20h35 : Laura Mvula vient de Birmingham et nous est vendue comme une étoile montante de la soul, ou plutôt de la nu-soul. Moi, je veux bien, mais les 40 minutes arides qu'elle nous a infligées, plongeant certains spectateurs dans un profond sommeil, en manquaient singulièrement, d'âme. Il y avait de la puissance vocale, spectaculairement mise en scène par une accumulation de claviers pompeux – à la Peter Gabriel, si l’on veut - et de percussions, mais pas grand-chose d'autre : pas beaucoup de vie ni d’émotion, ni même une petite structure mélodique à laquelle se raccrocher pour faire passer le temps plus vite. A sa décharge, notre mise en condition ne fut pas facilitée par l’étrange décision de rallumer la salle plusieurs fois pendant son set, peut-être pour aider les derniers retardataires à trouver leur place : pas vraiment respectueux de l’artiste, ça ! Bon, on aura pu admirer la performance vocale et la détermination de cette très belle jeune femme (l’honnêteté me pousse à avouer qu’une partie du public a, quant à lui, apprécié la prestation…), mais cela ne fait pour autant pas un bon concert…
21h45 : Presque 30 minutes d’entracte et rien n’a changé sur la scène vide devant nous, hormis l’apparition d’une simple table, sur laquelle est posée un cerveau (en plastique, rassurez-vous), et d’une chaise. Et le fait que les rideaux de chainettes argentées qui encerclent la scène sur trois côtés ont été soigneusement “peignés” pour tomber avec plus de grâce. On sent le plan furieusement conceptuel et on craint la musique enregistrée plutôt que jouée live… Surtout quand David Byrne apparaît seul, s’assied à la table et entonne Here, le dernier morceau de “American Utopia” en manipulant théâtralement le fameux cerveau, alors que nul musicien ne semble jouer. Heureusement, très vite, deux choristes apparaissent en franchissant les rideaux de chaînettes, suivis par d’autres, par beaucoup d’autres musiciens, chacun portant son instrument avec lui : il est étonnant de voir en particulier les batteries et percussions réduites à de petits kits facilement manipulables pendant que le musicien se livre à sa chorégraphie…

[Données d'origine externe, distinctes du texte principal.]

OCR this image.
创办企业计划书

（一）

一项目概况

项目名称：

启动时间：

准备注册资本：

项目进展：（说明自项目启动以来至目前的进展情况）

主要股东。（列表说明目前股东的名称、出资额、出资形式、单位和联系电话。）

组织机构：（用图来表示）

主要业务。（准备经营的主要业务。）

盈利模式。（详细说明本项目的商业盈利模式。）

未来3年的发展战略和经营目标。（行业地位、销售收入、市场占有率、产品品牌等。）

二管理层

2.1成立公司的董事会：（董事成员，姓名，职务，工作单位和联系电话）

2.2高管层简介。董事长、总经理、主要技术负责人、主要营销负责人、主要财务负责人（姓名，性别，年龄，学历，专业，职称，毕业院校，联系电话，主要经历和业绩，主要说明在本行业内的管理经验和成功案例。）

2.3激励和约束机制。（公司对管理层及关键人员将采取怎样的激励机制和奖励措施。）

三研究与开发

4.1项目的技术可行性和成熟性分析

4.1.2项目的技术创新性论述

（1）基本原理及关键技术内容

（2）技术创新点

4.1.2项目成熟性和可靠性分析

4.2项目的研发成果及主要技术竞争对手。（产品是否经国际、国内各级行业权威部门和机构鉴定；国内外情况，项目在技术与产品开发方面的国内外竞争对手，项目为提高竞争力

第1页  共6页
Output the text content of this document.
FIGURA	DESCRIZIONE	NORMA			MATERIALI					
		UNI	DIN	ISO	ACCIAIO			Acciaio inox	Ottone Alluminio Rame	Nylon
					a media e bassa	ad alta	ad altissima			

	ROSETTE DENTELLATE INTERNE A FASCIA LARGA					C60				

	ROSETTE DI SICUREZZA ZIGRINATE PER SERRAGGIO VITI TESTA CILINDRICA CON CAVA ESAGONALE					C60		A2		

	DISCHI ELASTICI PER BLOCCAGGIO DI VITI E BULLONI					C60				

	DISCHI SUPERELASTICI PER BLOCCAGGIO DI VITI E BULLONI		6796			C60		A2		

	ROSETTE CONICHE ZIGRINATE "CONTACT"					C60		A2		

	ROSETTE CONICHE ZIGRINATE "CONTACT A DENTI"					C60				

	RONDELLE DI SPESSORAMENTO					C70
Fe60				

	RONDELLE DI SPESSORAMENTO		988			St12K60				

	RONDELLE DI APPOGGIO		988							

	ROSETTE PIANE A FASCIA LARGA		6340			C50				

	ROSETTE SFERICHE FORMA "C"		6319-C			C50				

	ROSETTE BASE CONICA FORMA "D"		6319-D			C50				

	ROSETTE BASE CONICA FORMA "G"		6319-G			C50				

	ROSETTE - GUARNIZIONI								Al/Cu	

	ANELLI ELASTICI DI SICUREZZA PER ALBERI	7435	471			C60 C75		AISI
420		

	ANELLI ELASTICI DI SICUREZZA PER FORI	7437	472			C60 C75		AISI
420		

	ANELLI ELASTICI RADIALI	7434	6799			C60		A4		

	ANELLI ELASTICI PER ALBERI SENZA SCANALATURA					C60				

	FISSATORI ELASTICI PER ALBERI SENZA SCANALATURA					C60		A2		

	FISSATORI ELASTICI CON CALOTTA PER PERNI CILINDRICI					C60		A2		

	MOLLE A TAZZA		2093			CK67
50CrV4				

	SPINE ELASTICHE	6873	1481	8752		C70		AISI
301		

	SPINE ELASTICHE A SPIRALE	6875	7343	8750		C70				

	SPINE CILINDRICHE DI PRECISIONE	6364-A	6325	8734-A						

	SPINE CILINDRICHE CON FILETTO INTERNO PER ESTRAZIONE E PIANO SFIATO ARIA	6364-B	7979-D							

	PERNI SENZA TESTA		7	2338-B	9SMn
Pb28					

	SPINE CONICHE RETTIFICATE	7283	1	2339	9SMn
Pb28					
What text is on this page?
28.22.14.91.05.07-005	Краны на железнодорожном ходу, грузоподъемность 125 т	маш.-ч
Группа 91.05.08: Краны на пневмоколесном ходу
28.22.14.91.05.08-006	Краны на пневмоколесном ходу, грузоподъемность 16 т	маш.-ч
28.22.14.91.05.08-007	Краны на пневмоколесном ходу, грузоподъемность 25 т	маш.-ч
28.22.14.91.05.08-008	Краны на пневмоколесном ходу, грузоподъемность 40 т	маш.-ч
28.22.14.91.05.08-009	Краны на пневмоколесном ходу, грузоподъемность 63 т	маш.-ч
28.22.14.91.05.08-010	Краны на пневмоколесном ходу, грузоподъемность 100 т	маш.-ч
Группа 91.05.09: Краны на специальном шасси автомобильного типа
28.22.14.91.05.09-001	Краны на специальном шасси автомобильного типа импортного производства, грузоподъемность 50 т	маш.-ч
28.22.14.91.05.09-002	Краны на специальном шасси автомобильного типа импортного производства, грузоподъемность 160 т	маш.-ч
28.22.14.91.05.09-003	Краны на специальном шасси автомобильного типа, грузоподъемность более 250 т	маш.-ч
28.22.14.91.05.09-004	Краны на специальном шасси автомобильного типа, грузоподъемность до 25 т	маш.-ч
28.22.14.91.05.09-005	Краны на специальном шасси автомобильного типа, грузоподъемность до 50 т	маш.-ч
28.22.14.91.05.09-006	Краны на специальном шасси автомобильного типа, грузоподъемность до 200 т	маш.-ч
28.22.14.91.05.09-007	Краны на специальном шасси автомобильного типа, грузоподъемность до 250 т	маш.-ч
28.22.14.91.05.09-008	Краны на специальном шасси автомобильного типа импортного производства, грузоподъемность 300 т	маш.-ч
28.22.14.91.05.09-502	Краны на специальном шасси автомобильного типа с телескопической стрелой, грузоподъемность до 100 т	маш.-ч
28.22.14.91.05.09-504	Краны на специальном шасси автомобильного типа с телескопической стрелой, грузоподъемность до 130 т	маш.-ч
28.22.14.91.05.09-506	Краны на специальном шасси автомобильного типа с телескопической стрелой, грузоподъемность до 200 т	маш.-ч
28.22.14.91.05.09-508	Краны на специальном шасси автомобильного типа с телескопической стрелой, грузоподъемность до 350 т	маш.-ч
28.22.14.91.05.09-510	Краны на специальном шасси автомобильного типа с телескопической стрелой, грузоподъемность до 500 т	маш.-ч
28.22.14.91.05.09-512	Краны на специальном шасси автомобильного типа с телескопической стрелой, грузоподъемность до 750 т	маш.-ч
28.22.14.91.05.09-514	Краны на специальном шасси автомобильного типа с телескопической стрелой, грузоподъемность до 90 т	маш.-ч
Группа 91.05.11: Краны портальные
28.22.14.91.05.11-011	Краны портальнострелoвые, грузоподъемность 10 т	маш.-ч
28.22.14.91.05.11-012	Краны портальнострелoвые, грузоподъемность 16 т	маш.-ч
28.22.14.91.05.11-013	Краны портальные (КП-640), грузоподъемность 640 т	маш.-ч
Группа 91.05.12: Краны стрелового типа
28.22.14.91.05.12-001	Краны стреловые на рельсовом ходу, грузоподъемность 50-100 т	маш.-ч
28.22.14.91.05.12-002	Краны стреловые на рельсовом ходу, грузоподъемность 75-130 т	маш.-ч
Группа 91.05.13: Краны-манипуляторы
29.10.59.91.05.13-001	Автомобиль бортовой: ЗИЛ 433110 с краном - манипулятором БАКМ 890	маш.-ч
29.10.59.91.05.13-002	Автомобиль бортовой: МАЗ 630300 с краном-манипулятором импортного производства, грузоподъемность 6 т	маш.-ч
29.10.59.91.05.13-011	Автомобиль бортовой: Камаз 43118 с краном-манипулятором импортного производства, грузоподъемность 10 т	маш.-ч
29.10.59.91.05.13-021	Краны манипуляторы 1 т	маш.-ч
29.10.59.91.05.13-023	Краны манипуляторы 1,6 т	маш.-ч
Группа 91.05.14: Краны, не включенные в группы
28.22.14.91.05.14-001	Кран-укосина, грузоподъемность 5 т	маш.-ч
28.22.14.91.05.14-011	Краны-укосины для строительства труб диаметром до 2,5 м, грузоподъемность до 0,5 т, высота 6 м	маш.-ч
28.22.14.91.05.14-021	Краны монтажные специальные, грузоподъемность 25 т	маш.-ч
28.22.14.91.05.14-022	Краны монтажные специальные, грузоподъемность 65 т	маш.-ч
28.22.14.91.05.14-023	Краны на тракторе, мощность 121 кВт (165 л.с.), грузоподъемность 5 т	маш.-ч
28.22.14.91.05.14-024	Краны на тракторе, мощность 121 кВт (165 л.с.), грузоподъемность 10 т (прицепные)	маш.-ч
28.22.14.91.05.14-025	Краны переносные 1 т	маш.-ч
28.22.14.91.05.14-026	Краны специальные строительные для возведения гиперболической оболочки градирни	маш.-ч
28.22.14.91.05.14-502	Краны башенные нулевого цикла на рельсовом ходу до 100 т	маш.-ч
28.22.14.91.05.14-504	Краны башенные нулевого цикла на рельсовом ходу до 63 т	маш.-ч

Chorégraphie : le gros mot est lâché ! Pour le morceau suivant, qui voit la musique exploser et le rythme déferler sur la Philharmonie, la douzaine de personnes sur scène se livre à un véritable ballet tout en jouant le morceau : même si l’on ne parle bien sûr pas de “ballet” au sens classique du terme, même pas de “chorégraphie” comme pour – par exemple – les danseurs qui entouraient Michael Jackson à sa grande époque, tous les mouvements des musiciens et choristes sont réglés de manière à produire un effet spectaculaire maximal sur le public. On pourrait craindre un effet d’artificialité, un sentiment de contrainte : au contraire, grâce à la joie, l’enthousiasme, l’énergie de la troupe, c’est un délicieux sentiment d’exubérance et de liberté qui déferle ! On reconnaît finalement bien la “patte David Byrne”, le développement de plus en plus sophistiqué de l’expérience scénique entamée en 1984 avec “Stop Making Sense”, déjà amplifié lors de la tournée de 2009, et qui arrive cette fois à une sorte d’apothéose en termes d’impact !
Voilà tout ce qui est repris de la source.